What does a gynaecologist do?

A gynaecologist is a specialist in the examination and treatment of female organs.

When to see a gynaecologist?

Fibroids are a benign tumour of the female uterus. Typically common among middle-aged women aged 35-45, but may affect the younger age group. The biggest problem with the latter age group is that fibroids can also make conception more difficult. Of course, their occurrence depends on many things, such as individual characteristics, lifestyle, environmental influences, and hereditary factors. In most cases, the disruption of hormonal balance leads to the development of fibroids. The ratio of oestrogen to progesterone is upset, oestrogen dominance is created, which increases the cell division-stimulating effect of oestrogen on the uterine wall. As a result, fibroids form and grow. Larger fibroids can cause severe bladder complaints in addition to a feeling of tightness in the lower abdomen. Typical symptoms may include a marked increase in abdominal volume, frequent urination or urinary incontinence, and in some cases constipation.

  • Ovarian cyst

Ovarian cyst is a benign tumour containing fluid from the ovaries. Cysts are most commonly detected by ultrasound.
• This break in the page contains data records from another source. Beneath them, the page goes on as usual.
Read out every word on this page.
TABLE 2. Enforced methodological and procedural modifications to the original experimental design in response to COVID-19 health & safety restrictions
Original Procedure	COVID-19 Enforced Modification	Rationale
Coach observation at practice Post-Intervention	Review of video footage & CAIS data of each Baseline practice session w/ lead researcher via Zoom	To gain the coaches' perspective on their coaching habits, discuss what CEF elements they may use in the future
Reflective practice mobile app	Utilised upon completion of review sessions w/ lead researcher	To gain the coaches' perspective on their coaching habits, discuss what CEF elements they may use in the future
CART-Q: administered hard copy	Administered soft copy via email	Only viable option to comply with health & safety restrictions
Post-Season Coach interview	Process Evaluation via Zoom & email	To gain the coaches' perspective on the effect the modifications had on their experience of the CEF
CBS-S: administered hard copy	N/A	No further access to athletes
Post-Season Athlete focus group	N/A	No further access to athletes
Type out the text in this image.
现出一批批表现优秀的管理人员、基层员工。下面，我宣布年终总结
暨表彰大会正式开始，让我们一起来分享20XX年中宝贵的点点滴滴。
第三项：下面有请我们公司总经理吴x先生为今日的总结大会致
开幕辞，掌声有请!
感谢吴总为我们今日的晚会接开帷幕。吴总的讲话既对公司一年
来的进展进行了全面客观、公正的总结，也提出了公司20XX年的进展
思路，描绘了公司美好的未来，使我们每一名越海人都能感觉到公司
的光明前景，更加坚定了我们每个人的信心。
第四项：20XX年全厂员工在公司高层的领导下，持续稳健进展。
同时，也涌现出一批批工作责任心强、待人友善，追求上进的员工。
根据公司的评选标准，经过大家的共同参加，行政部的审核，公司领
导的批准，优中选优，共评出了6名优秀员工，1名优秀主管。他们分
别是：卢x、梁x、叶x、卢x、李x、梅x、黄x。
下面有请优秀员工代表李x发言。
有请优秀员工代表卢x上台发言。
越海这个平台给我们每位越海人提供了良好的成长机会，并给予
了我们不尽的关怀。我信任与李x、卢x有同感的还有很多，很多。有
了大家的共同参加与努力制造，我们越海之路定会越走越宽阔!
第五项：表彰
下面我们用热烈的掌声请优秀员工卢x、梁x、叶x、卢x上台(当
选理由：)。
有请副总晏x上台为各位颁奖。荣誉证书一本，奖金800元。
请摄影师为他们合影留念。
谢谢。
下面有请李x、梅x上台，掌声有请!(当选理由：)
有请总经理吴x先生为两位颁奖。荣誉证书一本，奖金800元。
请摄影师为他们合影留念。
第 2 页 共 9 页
Symptoms may include: lower abdominal pain, tenderness to pressure, bloating, bleeding disorders, abdominal discomfort, urination-stool complaints, increase in abdominal volume. Cysts may have one or more compartments based on content. While single-compartment cysts are usually not abnormal, multi-compartment cysts should always be investigated. If cysts are grouped by size, care should be taken to larger than 50 mm, as histology is usually ordered by a gynaecologist at this size. Cysts 20-30 mm in size are usually functional cysts and do not cause much complaint. Malignant lesions can originate from any tissue, especially if there is a genetic predisposition in the family. That is why it is very important that if you have an ovarian cyst, you should regularly check for changes in size.

  • Endometriosis

Endometriosis is when the endometrial cells from which menstrual bleeding occurs appear outside the cervix. This disease affects ninety-five percent of women of reproductive age, is more common in women who did not give birth, and is rare after changing age. The most common symptom is severe, lower abdominal cramping pain during menstruation with prolonged menstrual bleeding. For someone with endometriosis, intercourse becomes painful in addition to menstruation. Moreover, if endometriosis colonies are located around the bladder, lower abdominal urination pain may occur. In case the problem occurs near the intestinal tract, defecation will be painful, sometimes even bloody stools may occur.

  • Pregnancy, pregnancy care

Common gynaecological examinations

Gynaecological examination consists of examination of the vulva, vagina, uterus, ovaries and cervical screening (cytology). In addition to the examination, vaginal ultrasound (or pregnancy ultrasound in the context of pregnancy care) is also performed.

In a complaint-free case, a gynaecological screening is required annually from the beginning of sexual life, which includes a basic gynaecological examination, cervical cancer screening, and gynaecological ultrasound. During cancer screening During cancer screening

cytological sampling is performed on the surface of the cervix. The test only takes a few minutes and is painless. Cervical cancer can be cured in a very good proportion, almost 100%, if detected early. That is why it is extremely important to carry out a screening test every year.

There are many reasons for bleeding disorders

  • Hormonal disorders such as thyroid problems.
  • Fibroids – A benign tumour of the uterus.
  • Contraceptive device placed in the uterus.
  • Fluorine complaint, perineum area discomfort, which may be due to e.g. fungal, bacterial infection, Trichomoniasis, Mycoplasma, Ureaplasma, Clamydia infection
  • Pelvic and lower abdominal pain, which can have numerous causes such as inflammation, myoma, endometriosis, PCOS syndrome
  • Investigating fertility problems
  • Investigation of complaints around menopause
  • Additional pregnancy test

The NIFTY test is currently the world’s leading non-invasive prenatal test (meaning it does not require medical intervention involving a cut or puncture). This means that there is virtually no risk of miscarriage, as there is no need to pierce the abdominal wall. The detection rate of the test is over 99%, so if the result is negative, we can be 99% sure that our foetus is not affected by any of the Down, Patau and Edwards syndromes. The test can detect a total of 18 types of syndrome, and the sex of the foetus can also be determined.

For whom and in what life situation is it recommended to perform it?

  • The mother is over 35 years old.
  • Biochemical tests and ultrasound examinations in the first or second trimester indicated a high risk of chromosomal abnormalities.
  • A chromosomal abnormality has occurred in a previous pregnancy or family.
  • Invasive prenatal procedures are contraindicated (e.g. increased risk of miscarriage).
  • In vitro fertilization or previous relapses of spontaneous abortion have been performed.

In addition to the above, it is recommended for all expectant mothers who want a test with higher reliability than the combined test. It is recommended that the test be performed at 10 to 18 weeks of gestation.